What It Means To Be a Hacker
I often draw strange looks when I describe myself as a hacker.
Most people imagine the pop-culture view of a hacker, tapping away at a terminal and breaking into computers. While I can’t deny having had my fun with this, it is not why I call myself a hacker.
What about hackathons and personal projects then? It is surely a valid statement to say one is “hacking something together” when they build an app. It’s true that I’ve done my share of projects and hackathons. I even won my first hackathon this last November, so I surely fit this description as well. But it is not why I call myself a hacker.
There are also the lesser known MIT hacks. A hack, as Wikipedia describes, is a public display meant to either show off technical prowess or commemorate a specific event. Some of the better known hacks include the police car on the big dome and tetris on the green building. While maintaining plausible deniability in my involvement in any hacks, I will once again say that this is not why I call myself a hacker.
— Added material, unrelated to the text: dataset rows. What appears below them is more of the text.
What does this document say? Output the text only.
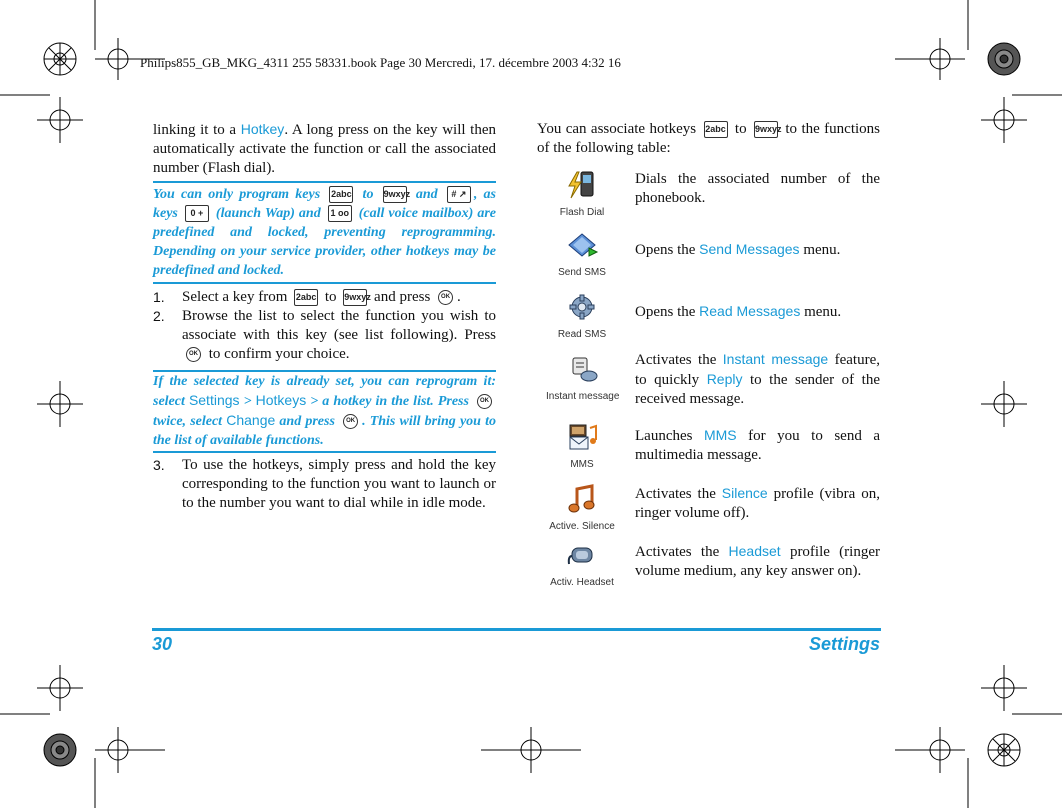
Philips855_GB_MKG_4311 255 58331.book Page 30 Mercredi, 17. décembre 2003 4:32 16
linking it to a Hotkey. A long press on the key will then automatically activate the function or call the associated number (Flash dial).
You can only program keys 2abc to 9wxyz and # ↗ , as keys 0 + (launch Wap) and 1 oo (call voice mailbox) are predefined and locked, preventing reprogramming. Depending on your service provider, other hotkeys may be predefined and locked.
1. Select a key from 2abc to 9wxyz and press OK .
2. Browse the list to select the function you wish to associate with this key (see list following). Press OK to confirm your choice.
If the selected key is already set, you can reprogram it: select Settings > Hotkeys > a hotkey in the list. Press OK twice, select Change and press OK . This will bring you to the list of available functions.
3. To use the hotkeys, simply press and hold the key corresponding to the function you want to launch or to the number you want to dial while in idle mode.
You can associate hotkeys 2abc to 9wxyz to the functions of the following table:
Flash Dial
Dials the associated number of the phonebook.
Send SMS
Opens the Send Messages menu.
Read SMS
Opens the Read Messages menu.
Instant message
Activates the Instant message feature, to quickly Reply to the sender of the received message.
MMS
Launches MMS for you to send a multimedia message.
Active. Silence
Activates the Silence profile (vibra on, ringer volume off).
Activ. Headset
Activates the Headset profile (ringer volume medium, any key answer on).
30	Settings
But it goes further. Behind every MIT hack, there is a student who has mastered the art of hacking. In simpler terms, it’s an advanced form of urban exploration through MIT’s campus, attempting to discover and explore secret and unknown locations. One will find themself climbing through walls, delving deep into tunnels, and skirting the edges of roofs—simply because they can. Deep in the darkness of a tunnel or shaft, it is a feeling of complete awe to look around and have your headlamp illuminate the hundreds of sign-ins on the wall, left by generations of past students. But I must digress, because this is not why I call myself a hacker.
So what is it then?
Well, I had to think about this one for a little bit. For me and many others I know, it holds a meaning much deeper than the conventional connotation. And I think that what I’ve realized is that you don’t need to do any of the aforementioned things to be a hacker. What it means to be a hacker is that you have the drive. It is the drive to push the boundaries of what you are given. This means wanting to crack a secure computer system simply because you aren’t supposed to be able to. It means wanting to develop an app or compose an idea that has never been done before. It means doing something nobody thought possible, and it means discovering places nobody has ever been. It is this mentality of wanting to do—and wanting to be something more than anybody thought possible.
I’m not a hacker because of what I’ve done.
I’m a hacker because I want to do more.